Peeking into Apache Flink's Engine Room

简介:

Join Processing in Apache Flink

In this blog post, we cut through Apache Flink’s layered architecture and take a look at its internals with a focus on how it handles joins. Specifically, I will

  • show how easy it is to join data sets using Flink’s fluent APIs,
  • discuss basic distributed join strategies, Flink’s join implementations, and its memory management,
  • talk about Flink’s optimizer that automatically chooses join strategies,
  • show some performance numbers for joining data sets of different sizes, and finally
  • briefly discuss joining of co-located and pre-sorted data sets

这篇blog会从flink内部详细看看是如何处理join的,尤其,

如何用Flink API,简单的实现join 
讨论基本的join策略,flink join的实现和内存管理 
讨论flink的优化器,如何自动选择join策略 
显示不同数据size上的性能数据, 
最后简单讨论一下co-located和预排序的数据集的join问题

 

How do I join with Flink?

Flink provides fluent APIs in Java and Scala to write data flow programs.

复制代码
// define your data types
case class PageVisit(url: String, ip: String, userId: Long)
case class User(id: Long, name: String, email: String, country: String)

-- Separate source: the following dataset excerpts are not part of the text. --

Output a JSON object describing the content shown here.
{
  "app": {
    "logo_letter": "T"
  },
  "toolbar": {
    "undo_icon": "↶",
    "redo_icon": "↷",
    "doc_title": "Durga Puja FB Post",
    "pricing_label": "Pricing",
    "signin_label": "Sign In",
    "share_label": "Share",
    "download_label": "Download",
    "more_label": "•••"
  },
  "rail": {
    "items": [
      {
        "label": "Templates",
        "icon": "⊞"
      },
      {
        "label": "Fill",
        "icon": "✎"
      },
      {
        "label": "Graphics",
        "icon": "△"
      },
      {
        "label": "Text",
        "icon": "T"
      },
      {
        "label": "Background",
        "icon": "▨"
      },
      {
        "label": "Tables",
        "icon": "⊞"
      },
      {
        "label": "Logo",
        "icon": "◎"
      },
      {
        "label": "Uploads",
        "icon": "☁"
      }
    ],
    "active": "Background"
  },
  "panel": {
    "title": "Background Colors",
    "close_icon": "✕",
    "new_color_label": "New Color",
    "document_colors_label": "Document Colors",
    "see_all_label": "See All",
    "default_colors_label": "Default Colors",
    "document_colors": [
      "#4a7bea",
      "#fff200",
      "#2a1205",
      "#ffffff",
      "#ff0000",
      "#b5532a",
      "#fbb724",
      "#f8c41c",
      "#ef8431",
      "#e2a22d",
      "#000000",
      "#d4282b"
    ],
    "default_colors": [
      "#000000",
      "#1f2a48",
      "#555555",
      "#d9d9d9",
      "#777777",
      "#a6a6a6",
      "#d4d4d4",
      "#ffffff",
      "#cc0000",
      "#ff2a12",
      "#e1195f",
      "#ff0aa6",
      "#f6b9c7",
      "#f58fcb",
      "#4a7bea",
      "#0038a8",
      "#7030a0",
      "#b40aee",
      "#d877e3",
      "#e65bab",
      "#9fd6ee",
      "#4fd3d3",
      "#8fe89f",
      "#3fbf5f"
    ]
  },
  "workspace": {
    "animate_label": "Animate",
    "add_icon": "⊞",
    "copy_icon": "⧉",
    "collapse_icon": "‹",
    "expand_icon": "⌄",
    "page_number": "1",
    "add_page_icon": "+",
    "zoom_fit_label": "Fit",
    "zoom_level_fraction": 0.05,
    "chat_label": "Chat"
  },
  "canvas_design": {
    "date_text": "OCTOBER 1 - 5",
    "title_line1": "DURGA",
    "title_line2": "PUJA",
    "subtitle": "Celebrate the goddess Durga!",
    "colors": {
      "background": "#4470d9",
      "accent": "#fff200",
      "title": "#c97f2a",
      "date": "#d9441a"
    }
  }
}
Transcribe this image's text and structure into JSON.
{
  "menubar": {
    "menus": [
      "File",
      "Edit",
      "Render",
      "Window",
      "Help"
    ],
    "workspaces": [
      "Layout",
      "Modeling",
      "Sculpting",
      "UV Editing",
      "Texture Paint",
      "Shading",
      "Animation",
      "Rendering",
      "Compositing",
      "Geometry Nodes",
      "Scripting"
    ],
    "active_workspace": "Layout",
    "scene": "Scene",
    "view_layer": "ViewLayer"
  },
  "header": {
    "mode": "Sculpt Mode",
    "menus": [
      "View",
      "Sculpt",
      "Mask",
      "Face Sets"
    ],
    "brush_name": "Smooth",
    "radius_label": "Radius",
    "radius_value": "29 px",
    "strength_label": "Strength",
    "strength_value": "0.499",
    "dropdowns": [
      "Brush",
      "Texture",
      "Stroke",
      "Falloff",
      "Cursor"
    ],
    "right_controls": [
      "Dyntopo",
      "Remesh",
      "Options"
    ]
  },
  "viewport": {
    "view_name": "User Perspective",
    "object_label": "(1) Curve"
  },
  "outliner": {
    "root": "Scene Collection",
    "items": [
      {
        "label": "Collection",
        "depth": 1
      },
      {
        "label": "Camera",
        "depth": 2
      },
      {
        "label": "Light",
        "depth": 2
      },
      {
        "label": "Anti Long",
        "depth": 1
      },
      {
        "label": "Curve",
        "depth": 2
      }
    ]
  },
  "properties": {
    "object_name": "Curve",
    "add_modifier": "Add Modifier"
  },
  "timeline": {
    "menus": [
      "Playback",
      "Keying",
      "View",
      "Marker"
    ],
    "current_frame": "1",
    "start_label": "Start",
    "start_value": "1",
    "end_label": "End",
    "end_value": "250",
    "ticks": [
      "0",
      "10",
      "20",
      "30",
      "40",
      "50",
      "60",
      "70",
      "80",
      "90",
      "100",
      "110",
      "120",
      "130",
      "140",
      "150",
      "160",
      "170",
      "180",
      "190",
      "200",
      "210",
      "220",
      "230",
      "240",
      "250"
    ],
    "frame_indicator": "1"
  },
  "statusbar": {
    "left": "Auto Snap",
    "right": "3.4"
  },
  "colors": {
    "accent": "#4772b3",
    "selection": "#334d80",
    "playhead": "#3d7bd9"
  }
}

// get your data from somewhere
val visits: DataSet[PageVisit] = ...
val users: DataSet[User] = ...

// filter the users data set
val germanUsers = users.filter((u) => u.country.equals("de"))
// join data sets
val germanVisits: DataSet[(PageVisit, User)] =
      // equi-join condition (PageVisit.userId = User.id)
     visits.join(germanUsers).where("userId").equalTo("id")
复制代码

可以看到用flink api实现join还是比较简单的

 

How does Flink join my data?

Flink如何做join,分两个阶段,

Ship Strategy

Local Strategy

 

Ship Strategy

对于分布式数据,数据是散落在各个partition中的,要做join,首先要把相同join key的数据放到一起,这个过程称为Ship Strategy

Flink的Ship Strategy有两种,

Repartition-Repartition strategy (RR)

The Repartition-Repartition strategy partitions both inputs, R and S, on their join key attributes using the same partitioning function.

image

比如,R,S做join,我们就用一个相同partition函数,按join key,把R,S的所有分区,shuffle到3个local join上

这样做需要把full shuffle of both data sets over the network

 

Broadcast-Forward strategy (BF)

The Broadcast-Forward strategy sends one complete data set (R) to each parallel instance that holds a partition of the other data set (S)

image

S不动,把R广播到所有的join实例上;显然如果R足够小,这样做是很有效的

 

Flink’s Memory Management

对join的场景,很容易想到,在ship阶段,需要shuffle大量的数据,内存是否会OutOfMemoryException,或是否会发生full gc

Flink handles this challenge by actively managing its memory. 
When a worker node (TaskManager) is started, it allocates a fixed portion (70% by default) of the JVM’s heap memory that is available after initialization as 32KB byte arrays.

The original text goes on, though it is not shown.